1 sierpnia br. Rosja wcieliła w życie prawo, na mocy którego cyfrowy rubel został ustanowiony nową formą środka płatniczego w tym kraju.
Przypomnijmy, że prezydent Rosji Władimir Putin podpisał ustawę o cyfrowym rublu 24 lipca br. Państwowe władze mają nadzieję, że CBDC uda się wykorzystać do obchodzenia nałożonych przez Zachód sankcji i ratowania krajowej gospodarki.
Rosja i jej „plan B”
– Będziemy mogli korzystać z tej technologii do przeprowadzania rozliczeń z zagranicą i z zagranicznymi firmami.

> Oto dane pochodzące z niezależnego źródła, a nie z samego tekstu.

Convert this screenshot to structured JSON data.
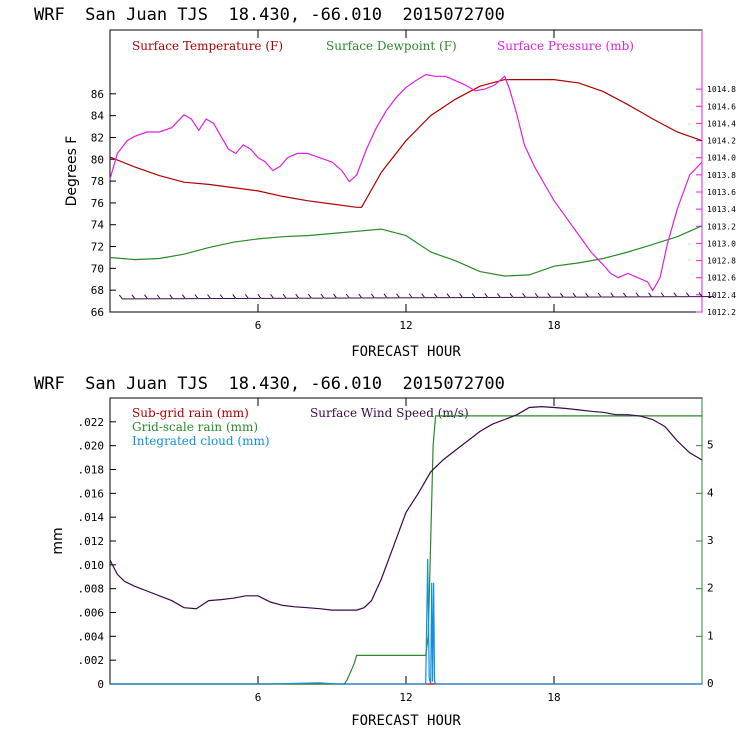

W ten sposób naszym wrogom, w tym Stanom Zjednoczonym, będzie bardzo trudno wpływać na naszą działalność finansową. To duży krok naprzód, zarówno pod względem płatności, jak i możliwości ochrony przed sankcjami – powiedział Anatolij Aksakow, współautor ustawy o cyfrowym rublu.
Rosja ma konkretny plan. Wiadomo już, że od 2025 r. dokonywane za pomocą CBDC transakcje między przedsiębiorstwami będą kosztować 15 rubli (równowartość 0,16 dolara) każda, podczas gdy klienci indywidualni zapłacą 0,3 proc. całkowitej kwoty transakcji przy przelewach na rachunki komercyjne i 0,2 proc. przy płatnościach za usługi cywilne.
Głównym operatorem infrastruktury cyfrowego rubla będzie Bank Rosji. Jak poinformowała jego gubernator Elwira Nabiullina, rosyjscy obywatele nie będą zmuszani do korzystania z CBDC – cyfrowa waluta będzie funkcjonowała równolegle z tradycyjnymi rublami oraz płatnościami bezgotówkowymi.
Zobacz też: Rząd „bierze się” za kolejne firmy. Co tym razem czeka franczyzobiorców?
CBDC i wielkie nadzieje
Obecnie cyfrowy rubel jest testowany przez rosyjskie banki i instytucje (łącznie jest ich trzynaście).
Według zastępcy gubernatora Banku Rosji Olgi Skorobogatowej, podmiot ten nie spodziewa się masowego przyjęcia cyfrowego rubla w kraju przed 2025 lub nawet 2027 rokiem. Jak podkreśliła urzędniczka, wiele zależy od banków i ich gotowości do przyjęcia niezbędnej infrastruktury, ponieważ banki prywatne ułatwiłyby cyfrowe transakcje rublowe w swoich standardowych aplikacjach, a cały proces pośrednictwa banku centralnego byłby mniej lub bardziej niewidoczny dla klienta końcowego.
Opisany powyżej plan mimo wszystko wygląda optymistycznie w kontekście globalnym. Według niedawnego raportu PwC, do 2030 r. może w przestrzeni publicznej funkcjonowac tylko około 24 CBDC.